With the war over, the US government and the Rockefeller Foundation were free to experiment. DDT was sprayed from the air and 3m Italians had their bodies covered with the chemical. The effects were dramatic, and nobody really cared about the toxic effects of the chemical. By 1962, malaria was more or less gone from the whole peninsula. The last cases were noted in a poor region of Sicily. One of the final victims to die of the disease in Italy was the popular cyclist, Fausto Coppi. He had contracted malaria in Africa in 1960, and the failure of doctors in the north of Italy to spot the disease was a sign of the times. A few decades earlier, they would have immediately noticed the tell-tale signs; it was later claimed that a small dose of quinine would have saved his life.
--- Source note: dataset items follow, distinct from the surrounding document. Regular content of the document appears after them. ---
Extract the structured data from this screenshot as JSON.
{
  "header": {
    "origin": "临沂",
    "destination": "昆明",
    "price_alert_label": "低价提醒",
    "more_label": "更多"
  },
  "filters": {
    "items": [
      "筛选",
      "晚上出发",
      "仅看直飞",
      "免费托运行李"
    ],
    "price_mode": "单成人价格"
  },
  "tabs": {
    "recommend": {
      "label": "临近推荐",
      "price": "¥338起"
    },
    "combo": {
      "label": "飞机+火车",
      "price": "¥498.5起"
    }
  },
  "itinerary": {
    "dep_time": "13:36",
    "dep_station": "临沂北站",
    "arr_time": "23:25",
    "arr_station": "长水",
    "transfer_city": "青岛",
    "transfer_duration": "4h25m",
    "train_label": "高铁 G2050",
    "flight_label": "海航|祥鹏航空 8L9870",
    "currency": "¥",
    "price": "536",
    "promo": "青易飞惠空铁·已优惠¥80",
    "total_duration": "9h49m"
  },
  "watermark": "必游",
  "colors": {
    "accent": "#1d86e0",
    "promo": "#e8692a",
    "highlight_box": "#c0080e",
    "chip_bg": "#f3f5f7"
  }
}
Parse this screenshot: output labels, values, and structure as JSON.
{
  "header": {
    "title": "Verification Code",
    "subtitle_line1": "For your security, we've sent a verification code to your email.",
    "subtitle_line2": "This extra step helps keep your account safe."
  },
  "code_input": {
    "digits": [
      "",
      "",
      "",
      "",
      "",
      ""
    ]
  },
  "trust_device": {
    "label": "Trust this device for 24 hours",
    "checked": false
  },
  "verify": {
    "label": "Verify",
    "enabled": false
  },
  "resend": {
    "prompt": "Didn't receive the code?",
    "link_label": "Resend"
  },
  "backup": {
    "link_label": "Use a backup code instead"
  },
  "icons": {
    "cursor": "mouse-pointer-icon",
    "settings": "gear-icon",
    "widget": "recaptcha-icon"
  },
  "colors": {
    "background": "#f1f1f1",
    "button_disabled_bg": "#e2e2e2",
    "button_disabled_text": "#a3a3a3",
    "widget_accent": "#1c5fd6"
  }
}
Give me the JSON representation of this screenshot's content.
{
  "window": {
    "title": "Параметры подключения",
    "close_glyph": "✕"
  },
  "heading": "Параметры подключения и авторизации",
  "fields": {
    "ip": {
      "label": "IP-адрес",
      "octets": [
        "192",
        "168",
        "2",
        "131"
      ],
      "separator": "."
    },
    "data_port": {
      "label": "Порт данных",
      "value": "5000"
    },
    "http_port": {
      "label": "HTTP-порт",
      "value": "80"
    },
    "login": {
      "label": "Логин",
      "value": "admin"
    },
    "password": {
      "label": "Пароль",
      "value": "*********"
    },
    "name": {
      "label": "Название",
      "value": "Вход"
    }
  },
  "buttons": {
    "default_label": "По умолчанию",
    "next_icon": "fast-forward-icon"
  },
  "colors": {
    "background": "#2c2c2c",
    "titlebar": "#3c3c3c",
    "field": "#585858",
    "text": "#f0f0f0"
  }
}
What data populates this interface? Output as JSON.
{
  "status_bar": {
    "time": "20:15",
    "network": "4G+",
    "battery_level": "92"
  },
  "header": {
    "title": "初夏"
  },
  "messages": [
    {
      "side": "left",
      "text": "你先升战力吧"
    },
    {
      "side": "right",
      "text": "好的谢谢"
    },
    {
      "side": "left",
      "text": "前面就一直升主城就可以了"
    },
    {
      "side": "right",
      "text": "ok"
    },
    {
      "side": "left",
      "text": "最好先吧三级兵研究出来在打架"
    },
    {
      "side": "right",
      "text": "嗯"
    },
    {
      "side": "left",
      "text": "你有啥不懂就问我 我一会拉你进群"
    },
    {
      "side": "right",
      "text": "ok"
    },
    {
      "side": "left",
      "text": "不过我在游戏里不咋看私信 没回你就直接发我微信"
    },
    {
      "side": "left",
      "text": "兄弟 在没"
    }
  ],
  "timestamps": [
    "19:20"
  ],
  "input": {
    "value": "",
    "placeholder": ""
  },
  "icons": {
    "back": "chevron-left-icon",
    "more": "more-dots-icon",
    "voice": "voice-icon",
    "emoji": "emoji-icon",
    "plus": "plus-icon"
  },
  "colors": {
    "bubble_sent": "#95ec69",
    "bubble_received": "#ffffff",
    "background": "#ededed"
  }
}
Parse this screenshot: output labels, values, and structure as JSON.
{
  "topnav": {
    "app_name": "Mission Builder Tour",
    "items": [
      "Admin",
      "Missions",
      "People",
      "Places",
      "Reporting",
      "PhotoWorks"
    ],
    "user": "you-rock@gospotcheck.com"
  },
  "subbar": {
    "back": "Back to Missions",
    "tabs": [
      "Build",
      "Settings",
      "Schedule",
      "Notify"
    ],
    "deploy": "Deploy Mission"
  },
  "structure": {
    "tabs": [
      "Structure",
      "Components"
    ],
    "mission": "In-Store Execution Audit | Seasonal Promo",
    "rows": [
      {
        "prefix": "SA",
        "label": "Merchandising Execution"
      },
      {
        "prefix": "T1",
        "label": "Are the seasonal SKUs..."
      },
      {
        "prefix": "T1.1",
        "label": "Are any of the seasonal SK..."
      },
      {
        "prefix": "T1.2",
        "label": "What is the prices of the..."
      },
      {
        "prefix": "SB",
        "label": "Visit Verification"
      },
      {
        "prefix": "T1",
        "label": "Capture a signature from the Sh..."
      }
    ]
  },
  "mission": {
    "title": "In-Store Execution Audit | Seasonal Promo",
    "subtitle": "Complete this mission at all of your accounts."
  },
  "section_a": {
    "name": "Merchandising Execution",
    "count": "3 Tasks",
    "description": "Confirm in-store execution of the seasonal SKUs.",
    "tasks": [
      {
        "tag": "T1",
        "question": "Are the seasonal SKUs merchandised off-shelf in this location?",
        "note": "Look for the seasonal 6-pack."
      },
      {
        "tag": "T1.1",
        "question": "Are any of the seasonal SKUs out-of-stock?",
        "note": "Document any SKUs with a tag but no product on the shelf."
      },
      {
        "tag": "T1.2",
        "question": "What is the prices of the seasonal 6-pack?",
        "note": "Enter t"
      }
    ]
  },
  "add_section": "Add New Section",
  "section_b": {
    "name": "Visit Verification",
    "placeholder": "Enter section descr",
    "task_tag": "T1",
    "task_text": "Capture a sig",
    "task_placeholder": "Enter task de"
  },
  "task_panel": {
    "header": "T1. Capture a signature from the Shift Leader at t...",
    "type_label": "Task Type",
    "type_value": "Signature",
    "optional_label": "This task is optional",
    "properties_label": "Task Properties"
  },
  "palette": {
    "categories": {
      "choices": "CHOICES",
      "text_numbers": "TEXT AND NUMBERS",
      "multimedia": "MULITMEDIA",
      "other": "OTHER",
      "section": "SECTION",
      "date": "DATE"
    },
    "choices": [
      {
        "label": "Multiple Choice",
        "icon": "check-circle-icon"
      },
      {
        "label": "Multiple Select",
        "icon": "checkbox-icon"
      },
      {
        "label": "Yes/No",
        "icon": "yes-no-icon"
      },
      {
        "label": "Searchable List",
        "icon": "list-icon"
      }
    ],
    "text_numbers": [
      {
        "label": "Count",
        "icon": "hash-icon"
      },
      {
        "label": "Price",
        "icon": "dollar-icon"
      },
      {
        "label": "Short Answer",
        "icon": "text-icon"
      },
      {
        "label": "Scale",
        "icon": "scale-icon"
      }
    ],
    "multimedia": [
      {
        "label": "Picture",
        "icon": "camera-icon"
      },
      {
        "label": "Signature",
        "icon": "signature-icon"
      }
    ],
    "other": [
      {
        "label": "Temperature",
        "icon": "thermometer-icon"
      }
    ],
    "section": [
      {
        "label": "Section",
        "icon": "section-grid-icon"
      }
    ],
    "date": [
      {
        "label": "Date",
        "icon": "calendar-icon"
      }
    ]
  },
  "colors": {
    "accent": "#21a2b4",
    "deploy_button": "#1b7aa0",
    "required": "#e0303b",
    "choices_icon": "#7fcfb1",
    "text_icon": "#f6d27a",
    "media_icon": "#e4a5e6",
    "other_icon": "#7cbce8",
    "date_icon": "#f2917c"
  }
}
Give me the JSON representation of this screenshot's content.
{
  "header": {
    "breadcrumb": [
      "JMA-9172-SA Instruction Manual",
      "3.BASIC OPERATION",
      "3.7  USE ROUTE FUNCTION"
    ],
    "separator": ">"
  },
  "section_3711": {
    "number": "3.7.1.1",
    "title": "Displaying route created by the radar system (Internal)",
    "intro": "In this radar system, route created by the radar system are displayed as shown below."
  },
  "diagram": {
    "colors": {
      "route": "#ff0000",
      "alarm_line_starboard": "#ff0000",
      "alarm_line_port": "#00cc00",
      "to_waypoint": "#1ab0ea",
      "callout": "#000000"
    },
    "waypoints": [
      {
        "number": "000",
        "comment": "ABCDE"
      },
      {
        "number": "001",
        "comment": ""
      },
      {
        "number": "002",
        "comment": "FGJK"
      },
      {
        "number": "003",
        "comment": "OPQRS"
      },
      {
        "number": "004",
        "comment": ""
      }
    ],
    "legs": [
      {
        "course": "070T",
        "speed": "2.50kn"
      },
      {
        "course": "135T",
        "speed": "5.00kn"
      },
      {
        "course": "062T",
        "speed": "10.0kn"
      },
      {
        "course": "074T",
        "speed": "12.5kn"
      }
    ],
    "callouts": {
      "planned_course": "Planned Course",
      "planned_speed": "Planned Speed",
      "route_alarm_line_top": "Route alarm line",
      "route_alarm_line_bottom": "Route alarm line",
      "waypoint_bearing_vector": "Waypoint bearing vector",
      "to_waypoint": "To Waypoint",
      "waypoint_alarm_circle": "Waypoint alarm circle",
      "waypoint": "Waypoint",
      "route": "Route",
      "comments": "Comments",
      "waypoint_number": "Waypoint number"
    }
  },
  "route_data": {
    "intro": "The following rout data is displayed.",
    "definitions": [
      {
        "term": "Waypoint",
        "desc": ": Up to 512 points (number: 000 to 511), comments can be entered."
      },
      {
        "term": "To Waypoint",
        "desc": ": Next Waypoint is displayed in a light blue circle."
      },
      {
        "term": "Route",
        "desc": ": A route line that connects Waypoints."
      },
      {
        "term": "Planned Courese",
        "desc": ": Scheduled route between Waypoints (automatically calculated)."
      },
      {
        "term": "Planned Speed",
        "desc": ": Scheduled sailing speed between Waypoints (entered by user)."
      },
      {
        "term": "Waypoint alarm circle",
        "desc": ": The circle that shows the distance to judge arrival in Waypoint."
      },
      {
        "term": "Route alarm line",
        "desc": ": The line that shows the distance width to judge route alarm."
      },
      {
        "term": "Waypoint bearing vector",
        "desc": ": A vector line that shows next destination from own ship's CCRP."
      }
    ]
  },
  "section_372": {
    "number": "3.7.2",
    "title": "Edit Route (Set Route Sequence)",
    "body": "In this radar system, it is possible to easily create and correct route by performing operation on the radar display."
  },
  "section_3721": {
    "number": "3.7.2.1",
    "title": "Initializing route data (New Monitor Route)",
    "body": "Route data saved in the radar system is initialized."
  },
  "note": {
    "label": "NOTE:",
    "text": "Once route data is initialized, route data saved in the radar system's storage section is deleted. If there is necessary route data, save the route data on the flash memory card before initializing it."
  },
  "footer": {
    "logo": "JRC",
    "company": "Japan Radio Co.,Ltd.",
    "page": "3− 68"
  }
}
As there are still more than 1m deaths every year from malaria worldwide, Snowden’s book also has contemporary relevance. This is a disease that affects every level of the societies where it is rampant. As Snowden writes: “In Italy, malaria undermined agricultural productivity, decimated the army, destroyed communities and left families impoverished.” The economic miracle of the 50s and 60s which made Italy into a modern industrial nation would not have been possible without the eradication of malaria. Moreover, this book convincingly argues that the disease was “an integral part of the big picture of modern Italian history”. This magnificent study, beautifully written and impeccably documented, deserves an audience beyond specialists in history, or in Italy. It also provides us with “a message of hope for a world struggling with the great present-day medical emergency”.